Joanne Lebert
Executive Director
IMPACT
Canada
May 21, 2019
Joanne Lebert is the Executive Director for IMPACT (formerly known as Partnership Africa Canada), an organization that focuses on improving natural resource management in areas where security and human rights are at risk. Joanne’s career began with experiences that she had while earning her Bachelor’s degree in International Development Studies. Her program had a cooperative component, which brought her to work in a refugee camp in Africa for a year. Since this formative experience, she has been working on issues in conflict-affected environments, initially on issues concerning refugees. She went on to earn an M.A. in Social Anthropology from York University in Toronto, and through her doctoral research has worked on issues of human rights, justice, and post-conflict peacebuilding in Southern Africa. Her anthropological background partly explains her bottom-up approaches to environment, development, and security, Joanne’s career has focused on practice and more applied approaches. Her current work at IMPACT examines supply chain transparency of high-value and conflict-prone commodities, illicit trade and financing, environmental stewardship, gender equality, regulatory and legal reform in conflict-affected environments including as these relate to climate change. Prior to her current position as Executive Director of IMPACT, she has held positions as the Director of the Great Lakes (Africa) Programme at IMPACT, Coordinator of the POWER project: Progress and Opportunities for Women’s Equality Rights at the Human Rights Research and Education Centre at the University of Ottawa, and Deputy Director of Peacebuild, Canada’s Peacebuilding Network. She also worked for Amnesty International, the Organisation for Security and Cooperation in Europe (Bosnia-Herzegovina) and CARE International.
Joanne’s work with IMPACT focuses on natural resources in conflict-affected and high risk environments such as Democratic Republic of the Congo, Ivory Coast, Uganda, Mali, and the African Great Lakes Region. Her work emphasizes integrating analyses of gender and identity to better understand how power, status, and lived experience interact with natural resource governance. This has meant developing an understanding of how gendered identities influence access, control, ownership, and decision-making as relates to natural resources. IMPACT has also focused on robust data collection and analysis to better understand the gendered dimension of supply chain and to more effectively support human rights, gender equality, and women’s economic empowerment in resource-rich and conflict-prone communities. In particular, Joanne’s work with IMPACT has applied micro and macro-economic analyses to artisanal mining to ensure that incentives favor responsible production and trade, gender equality, and transparency. She has also worked on issues of climate change adaptation, using a gender-sensitive approach to develop inclusive governance models that support both women and men in preventing conflict in a changing climate.

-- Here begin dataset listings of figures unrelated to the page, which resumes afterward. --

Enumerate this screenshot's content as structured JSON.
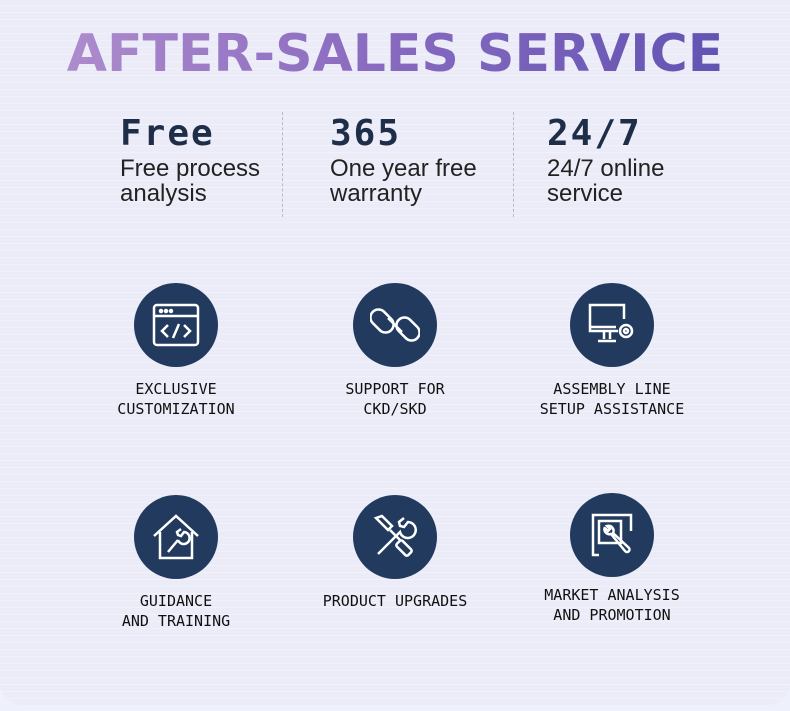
{
  "title": "AFTER-SALES SERVICE",
  "stats": [
    {
      "big": "Free",
      "line1": "Free process",
      "line2": "analysis"
    },
    {
      "big": "365",
      "line1": "One year free",
      "line2": "warranty"
    },
    {
      "big": "24/7",
      "line1": "24/7 online",
      "line2": "service"
    }
  ],
  "services": [
    {
      "icon": "code-window-icon",
      "line1": "EXCLUSIVE",
      "line2": "CUSTOMIZATION"
    },
    {
      "icon": "chain-link-icon",
      "line1": "SUPPORT FOR",
      "line2": "CKD/SKD"
    },
    {
      "icon": "monitor-gear-icon",
      "line1": "ASSEMBLY LINE",
      "line2": "SETUP ASSISTANCE"
    },
    {
      "icon": "house-wrench-icon",
      "line1": "GUIDANCE",
      "line2": "AND TRAINING"
    },
    {
      "icon": "tools-icon",
      "line1": "PRODUCT UPGRADES",
      "line2": ""
    },
    {
      "icon": "frame-wrench-icon",
      "line1": "MARKET ANALYSIS",
      "line2": "AND PROMOTION"
    }
  ],
  "colors": {
    "circle": "#213a5e",
    "title_start": "#b592cf",
    "title_end": "#5b4fb0",
    "background": "#ebecf8"
  }
}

Joanne’s work with IMPACT more broadly has focused on developing holistic understandings of what commodities and natural resources mean within communities. In particular, this has meant unpacking and understanding the economic and cultural significance of a particular commodity and understanding its link to conflict and related economies to ensure that responsible supply chains and governance models are transformative and can be sustained over time. This work emphasizes the importance of understanding local actors and expertise through building bottom-up partnerships with community-based organizations and associations.
IMPACT is an institutional member of the Environmental Peacebuilding Association. Joanne explains IMPACT’s interest in environmental peacebuilding: “Environmental peacebuilding sums up a lot of our work, especially with looking at the nexus of environment, natural resources, peace and security. We look at how the mismanagement of natural resources can be a driver of insecurity, finance conflict, or exacerbate tensions. Then we develop models or identify leverage points to minimize these conflicts, and get to a point where we have evidence of which interventions or models can be associated with positive peace dividends.” Joanne further notes that the Association provides space for organizations that work at this nexus to not just expose causes of conflict around environment and natural resources, but share information, models, and solutions to improve equitable and fair distribution of resources, minimization of conflict, and promote positive peace.